🤖 AI Summary
Emerging requirements in X-ray science—including AI training on high-speed data streams, femtosecond-level time-of-flight analysis, and distributed crystallographic structure determination—demand a scalable, secure, and low-latency experimental data infrastructure. Method: This paper introduces the first end-to-end experimental data stream framework integrating cloud-native microservices with traditional HPC batch processing. It innovatively combines RESTful API–driven request services, OAuth2.0 mutual authentication, Kafka-based high-throughput messaging, containerized microservices, and HPC job schedulers to realize high-throughput data buffering and cross-institutional secure sharing. Contribution/Results: The framework achieves millisecond-scale real-time data distribution, supports customizable visualization and distributed structure solution, and has been validated via the LCLStreamer prototype deployed across multiple synchrotron facilities. It improves data access efficiency by 3–5× and significantly enhances multi-center collaborative research, advancing synchrotron science toward a “streaming experiment” paradigm.
📝 Abstract
We describe a new end-to-end experimental data streaming framework designed from the ground up to support new types of applications -- AI training, extremely high-rate X-ray time-of-flight analysis, crystal structure determination with distributed processing, and custom data science applications and visualizers yet to be created. Throughout, we use design choices merging cloud microservices with traditional HPC batch execution models for security and flexibility. This project makes a unique contribution to the DOE Integrated Research Infrastructure (IRI) landscape.
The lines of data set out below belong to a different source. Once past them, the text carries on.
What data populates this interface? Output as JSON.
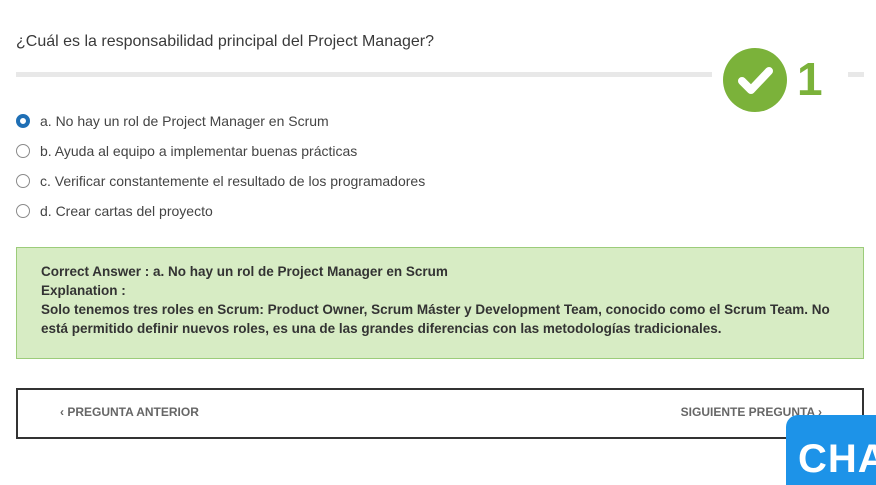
{
  "question": {
    "text": "¿Cuál es la responsabilidad principal del Project Manager?",
    "number": "1"
  },
  "options": [
    {
      "label": "a. No hay un rol de Project Manager en Scrum",
      "selected": true
    },
    {
      "label": "b. Ayuda al equipo a implementar buenas prácticas",
      "selected": false
    },
    {
      "label": "c. Verificar constantemente el resultado de los programadores",
      "selected": false
    },
    {
      "label": "d. Crear cartas del proyecto",
      "selected": false
    }
  ],
  "feedback": {
    "correct_answer": "Correct Answer : a. No hay un rol de Project Manager en Scrum",
    "explanation_label": "Explanation :",
    "explanation_text": "Solo tenemos tres roles en Scrum: Product Owner, Scrum Máster y Development Team, conocido como el Scrum Team. No está permitido definir nuevos roles, es una de las grandes diferencias con las metodologías tradicionales."
  },
  "nav": {
    "prev_label": "‹ PREGUNTA ANTERIOR",
    "next_label": "SIGUIENTE PREGUNTA ›"
  },
  "chat": {
    "label": "CHA"
  },
  "colors": {
    "success_green": "#7bb23a",
    "feedback_bg": "#d7ecc4",
    "radio_selected": "#1f6fb5",
    "chat_blue": "#1d93e8"
  },
  "icons": {
    "badge": "checkmark-icon"
  }
}
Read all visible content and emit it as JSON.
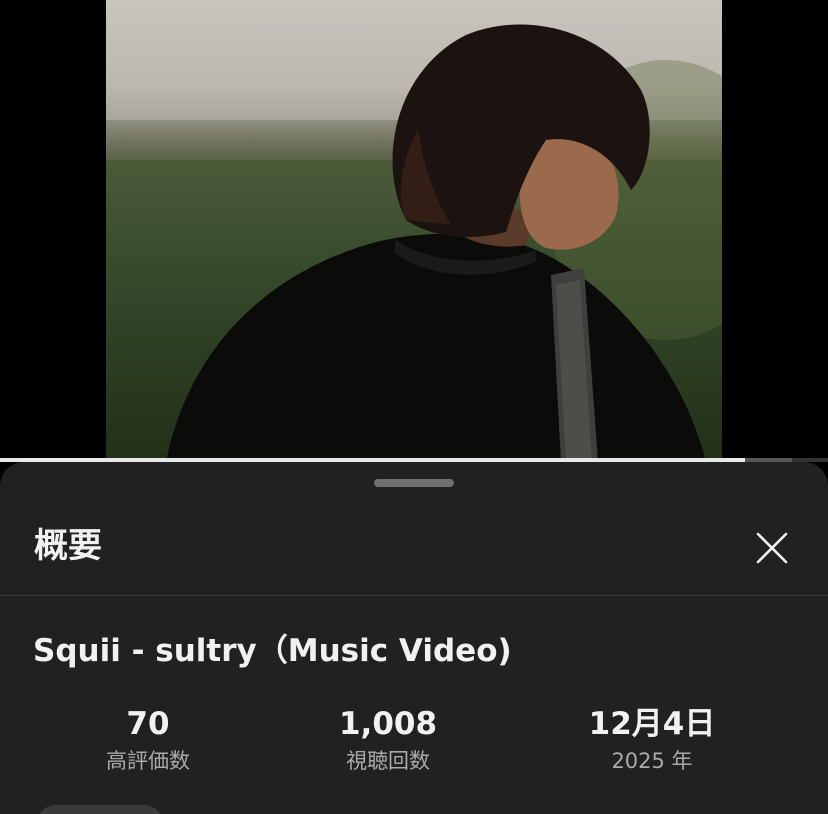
{
  "video": {
    "progress_fraction": 0.9
  },
  "sheet": {
    "title": "概要",
    "close_icon": "close-icon"
  },
  "details": {
    "title": "Squii - sultry（Music Video)"
  },
  "stats": {
    "likes_value": "70",
    "likes_label": "高評価数",
    "views_value": "1,008",
    "views_label": "視聴回数",
    "date_value": "12月4日",
    "date_label": "2025 年"
  },
  "colors": {
    "sheet_background": "#212121",
    "text_primary": "#f1f1f1",
    "text_secondary": "#aaaaaa"
  }
}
By creating a flexible, API-driven data request service, we address a significant need for high-speed data streaming sources for the X-ray science data analysis community. With the combination of data request API, mutual authentication web security framework, job queue system, high-rate data buffer, and complementary nature to facility infrastructure, the LCLStreamer framework has prototyped and implemented several new paradigms critical for future generation experiments.